Nesta segunda (22) se iniciou a 23ª fase da Operação Lava-Jato que começou com um mandato de prisão para João Santana e sua esposa, Monica Moura, marqueteiros do PT acusados de recebimento ilegal de 3 milhões da Odebrecht. No dia seguinte o PSDB já estava preparado para pedir que estas novas provas fossem anexadas ao processo de impeachment que corre pelo TSE.

Ao fim da primeira quinzena desse mês Sérgio Moro ainda encaminhou ofícios sugerindo que o TSE deveria ouvir seis dos delatores da operação Lava-Jato, afirmou também que as provas relacionadas aos casos de corrupção na Petrobras serviam também para o processo de impeachment aberto pela coligação do senador Aécio Neves, que acusa a presidente de crime eleitoral, já que se referem ao recebimento ilegal de dinheiro para campanha eleitoral.

A colaboração de Moro em garantir que todas as provas da operação Lava-Jato contra Dilma, Lula e o PT, como o caso mais recente do marqueteiro acusado, cheguem ao TSE tão rápido quanto necessário para o bom desenvolvimento do processo de impeachment não é lealdade jurídica, ou compromisso com a justiça.

Enquanto Moro caça marqueteiros, investiga diretorias da Petrobras com menor rendimento e ligadas aos petistas e peemedebistas, a mais poderosa das diretorias, a de Exploração e Produção que reserva as relações com as gigantes terceirizadas das plataformas Halliburton, Schlumberg, Transocean, entre outras são algumas das maiores ganhadoras na operação, porque permanecem blindadas.

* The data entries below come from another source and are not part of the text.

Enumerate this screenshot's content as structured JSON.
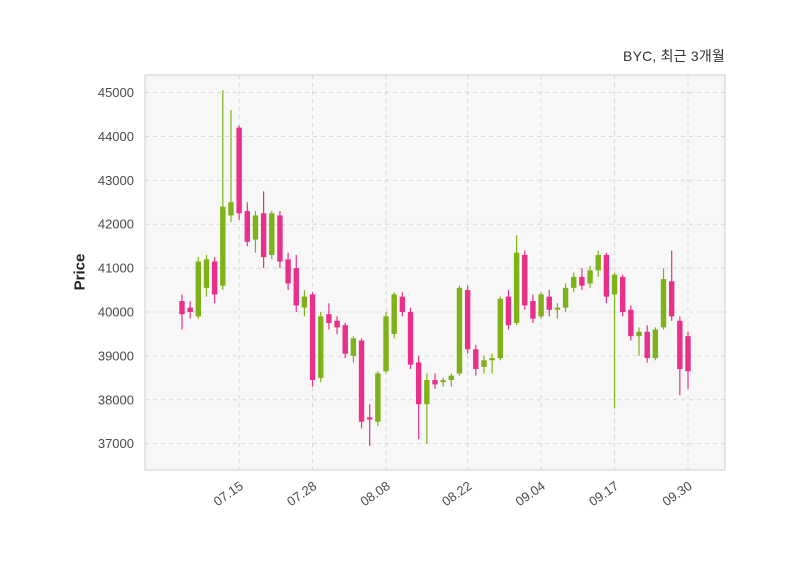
{
  "header": {
    "title": "BYC, 최근 3개월"
  },
  "chart_data": {
    "type": "candlestick",
    "title": "BYC, 최근 3개월",
    "ylabel": "Price",
    "ylim": [
      36400,
      45400
    ],
    "y_ticks": [
      37000,
      38000,
      39000,
      40000,
      41000,
      42000,
      43000,
      44000,
      45000
    ],
    "x_tick_labels": [
      "07.15",
      "07.28",
      "08.08",
      "08.22",
      "09.04",
      "09.17",
      "09.30"
    ],
    "x_tick_indices": [
      7,
      16,
      25,
      35,
      44,
      53,
      62
    ],
    "legend": "none",
    "grid": "dashed",
    "colors": {
      "up": "#7fb218",
      "down": "#e8308a",
      "plot_bg": "#f7f7f7",
      "grid": "#d8d8d8",
      "border": "#cfcfcf",
      "tick_text": "#4a4a4a",
      "title_text": "#333333"
    },
    "dates": [
      "07.04",
      "07.07",
      "07.08",
      "07.09",
      "07.10",
      "07.11",
      "07.14",
      "07.15",
      "07.16",
      "07.17",
      "07.18",
      "07.21",
      "07.22",
      "07.23",
      "07.24",
      "07.25",
      "07.28",
      "07.29",
      "07.30",
      "07.31",
      "08.01",
      "08.04",
      "08.05",
      "08.06",
      "08.07",
      "08.08",
      "08.11",
      "08.12",
      "08.13",
      "08.14",
      "08.15",
      "08.18",
      "08.19",
      "08.20",
      "08.21",
      "08.22",
      "08.25",
      "08.26",
      "08.27",
      "08.28",
      "08.29",
      "09.01",
      "09.02",
      "09.03",
      "09.04",
      "09.05",
      "09.08",
      "09.09",
      "09.10",
      "09.11",
      "09.12",
      "09.15",
      "09.16",
      "09.17",
      "09.18",
      "09.19",
      "09.22",
      "09.23",
      "09.24",
      "09.25",
      "09.26",
      "09.29",
      "09.30"
    ],
    "ohlc": [
      [
        40250,
        40400,
        39600,
        39950
      ],
      [
        40100,
        40250,
        39850,
        40000
      ],
      [
        39900,
        41250,
        39850,
        41150
      ],
      [
        40550,
        41300,
        40350,
        41200
      ],
      [
        41150,
        41250,
        40200,
        40400
      ],
      [
        40600,
        45050,
        40500,
        42400
      ],
      [
        42200,
        44600,
        42050,
        42500
      ],
      [
        44200,
        44250,
        42100,
        42250
      ],
      [
        42300,
        42500,
        41500,
        41600
      ],
      [
        41650,
        42300,
        41350,
        42200
      ],
      [
        42250,
        42750,
        41000,
        41250
      ],
      [
        41300,
        42300,
        41200,
        42250
      ],
      [
        42200,
        42300,
        41000,
        41150
      ],
      [
        41200,
        41350,
        40500,
        40650
      ],
      [
        41000,
        41300,
        40000,
        40150
      ],
      [
        40100,
        40500,
        39900,
        40350
      ],
      [
        40400,
        40450,
        38300,
        38450
      ],
      [
        38500,
        40000,
        38400,
        39900
      ],
      [
        39950,
        40200,
        39600,
        39750
      ],
      [
        39800,
        39900,
        39500,
        39650
      ],
      [
        39700,
        39750,
        38950,
        39050
      ],
      [
        39000,
        39450,
        38850,
        39400
      ],
      [
        39350,
        39400,
        37350,
        37500
      ],
      [
        37600,
        37900,
        36950,
        37550
      ],
      [
        37500,
        38650,
        37400,
        38600
      ],
      [
        38650,
        40000,
        38600,
        39900
      ],
      [
        39500,
        40450,
        39400,
        40400
      ],
      [
        40350,
        40450,
        39900,
        40000
      ],
      [
        40000,
        40100,
        38700,
        38800
      ],
      [
        38850,
        39000,
        37100,
        37900
      ],
      [
        37900,
        38600,
        37000,
        38450
      ],
      [
        38450,
        38600,
        38250,
        38350
      ],
      [
        38400,
        38500,
        38300,
        38450
      ],
      [
        38450,
        38600,
        38300,
        38550
      ],
      [
        38600,
        40600,
        38550,
        40550
      ],
      [
        40500,
        40600,
        39050,
        39150
      ],
      [
        39150,
        39250,
        38550,
        38700
      ],
      [
        38750,
        39000,
        38600,
        38900
      ],
      [
        38900,
        39050,
        38600,
        38950
      ],
      [
        38950,
        40350,
        38900,
        40300
      ],
      [
        40350,
        40500,
        39600,
        39700
      ],
      [
        39750,
        41750,
        39700,
        41350
      ],
      [
        41300,
        41400,
        40050,
        40150
      ],
      [
        40250,
        40400,
        39750,
        39850
      ],
      [
        39900,
        40450,
        39850,
        40400
      ],
      [
        40350,
        40500,
        39900,
        40050
      ],
      [
        40050,
        40200,
        39850,
        40100
      ],
      [
        40100,
        40650,
        40000,
        40550
      ],
      [
        40550,
        40900,
        40450,
        40800
      ],
      [
        40800,
        41000,
        40500,
        40600
      ],
      [
        40650,
        41050,
        40550,
        40950
      ],
      [
        40950,
        41400,
        40800,
        41300
      ],
      [
        41300,
        41350,
        40200,
        40350
      ],
      [
        40400,
        40900,
        37800,
        40850
      ],
      [
        40800,
        40850,
        39900,
        40000
      ],
      [
        40050,
        40150,
        39350,
        39450
      ],
      [
        39450,
        39650,
        39000,
        39550
      ],
      [
        39550,
        39700,
        38850,
        38950
      ],
      [
        38950,
        39650,
        38900,
        39600
      ],
      [
        39650,
        41000,
        39600,
        40750
      ],
      [
        40700,
        41400,
        39800,
        39900
      ],
      [
        39800,
        39900,
        38100,
        38700
      ],
      [
        39450,
        39550,
        38250,
        38650
      ]
    ]
  }
}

A retomada do impeachment no jogo do regime político

A importância das ações de Sergio Moro são um sinal significativo para a conjuntura política: o suposto “juiz neutro contra a corrupção” agora coloca as mangas de fora e vem atuando sistematicamente para facilitar o processo de cassação do mandato de Dilma pela via do TSE. Isso quer dizer que Moro muda de estratégia e já aparece publicamente mais articulado com as ações que podem levar ao golpe institucional, utilizando manobras jurídicas para impor a queda da presidente Dilma.

Naturalmente, os setores da esquerda e comprometidos com a luta dos trabalhadores devem fazer uma critica implacável ao ajuste fiscal e aos distintos ataques que o governo do PT tem aplicado ao conjunto da classe trabalhadora e a juventude. No entanto, é chamativa a campanha hiper articulada entre os políticos da oposição burguesa, as principais mídias e Sergio Moro, que tem relações com gigantes petrolíferas que visam a exploração da commoditie no país. Um impeachment imposto por esses setores reacionários só poderia significar um cenário de ataques ainda mais duros contra os trabalhadores.

Com a prisão de João Santana, homem forte do PT, a alimentação de “provas de práticas criminosas” para o processo no TSE e as sucessivas investigações de Lula, que visam enfraquecer a principal figura política do PT, pode se estar abrindo um cenário em que o impeachment volte a “ordem do dia”. Se esse processo vai se desenvolver ou não depende de uma combinação de fatores que mudem a relação de forças a favor da oposição de direita e setores pró-impeachment.

A oposição ainda não encontrou seu “FIAT Elba”, um carro popular que foi peça chave como prova da corrupção no caso de Collor, o que facilitaria muito as coisas para uma busca do xeque-mate da direita.